Some experts are estimating that tens of thousands of people in the U.S. alone are affected by some degree of text neck.

And, while it seems somewhat contradictory, one Florida chiropractor has even gone as far as to develop a mobile phone app that helps alert users of a posture problem while texting.  Using the angle your phone is being held at as an indicator, a green light in the corner of the screen means proper posture, while a red light means the opposite.

Of course all of this raises a big question: is our addiction to technology bad for our health?

I know I am extremely guilty of phone lust, though I prefer the less accusatory description of myself as “tech savvy.” Between texting, checking work emails, updating my Facebook status, becoming a super mayor on Foursquare and tweeting things I find hilarious, my phone feels like it is part of me.  I try to blame it on my career choice (Social Media Coordinator) but the truth is, I’m addicted – not to my phone (I hate every phone I try) but to the constant contact it gives me with my family, friends and outside universe.

But it makes sense that anything you spend a significant amount of time doing can be harmful if it puts your body in an unnatural position. Even something as seemingly harmless as sleeping, when improperly executed, can cause discomfort due to the fact that we spend so much of our lives doing it.
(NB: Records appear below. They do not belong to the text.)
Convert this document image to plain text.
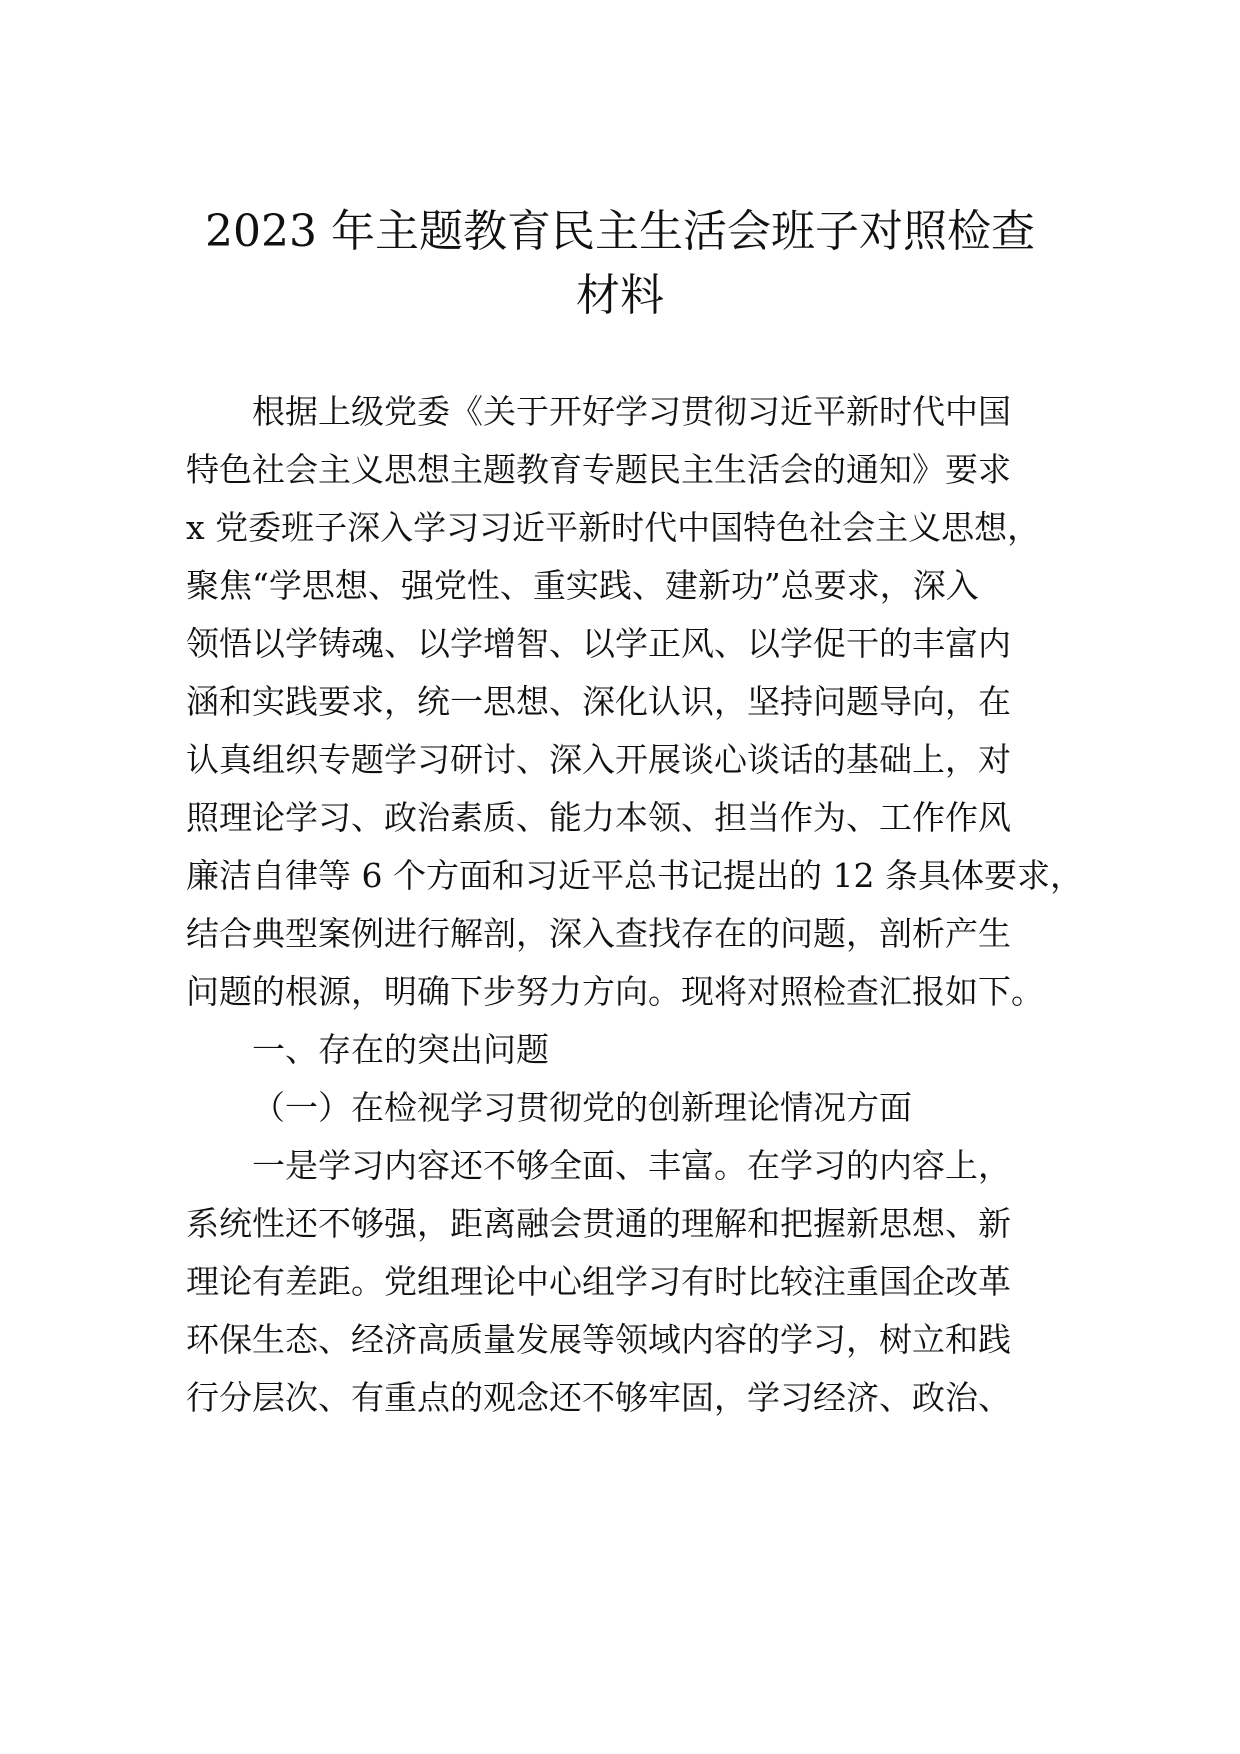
2023 年主题教育民主生活会班子对照检查
材料

根据上级党委《关于开好学习贯彻习近平新时代中国

特色社会主义思想主题教育专题民主生活会的通知》要求

x 党委班子深入学习习近平新时代中国特色社会主义思想，

聚焦“学思想、强党性、重实践、建新功”总要求，深入

领悟以学铸魂、以学增智、以学正风、以学促干的丰富内

涵和实践要求，统一思想、深化认识，坚持问题导向，在

认真组织专题学习研讨、深入开展谈心谈话的基础上，对

照理论学习、政治素质、能力本领、担当作为、工作作风

廉洁自律等 6 个方面和习近平总书记提出的 12 条具体要求，

结合典型案例进行解剖，深入查找存在的问题，剖析产生

问题的根源，明确下步努力方向。现将对照检查汇报如下。

一、存在的突出问题

（一）在检视学习贯彻党的创新理论情况方面

一是学习内容还不够全面、丰富。在学习的内容上，

系统性还不够强，距离融会贯通的理解和把握新思想、新

理论有差距。党组理论中心组学习有时比较注重国企改革

环保生态、经济高质量发展等领域内容的学习，树立和践

行分层次、有重点的观念还不够牢固，学习经济、政治、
If you sleep with an overly stuffed pillow, for example, you can force your spine out of alignment and put your neck in a position it’s not meant to be in. If done on a nightly basis, this will most likely lead to pain and even lasting injury.

The answer is not to give up on sleep or technology, but rather to be more aware that anything done repetitively has the potential to cause harm if we are not vigilant. I’m happy to report though, so far I’m “text-neck” injury free. But I do sleep on a Mediflow pillow (with my phone underneath it) every night, just in case.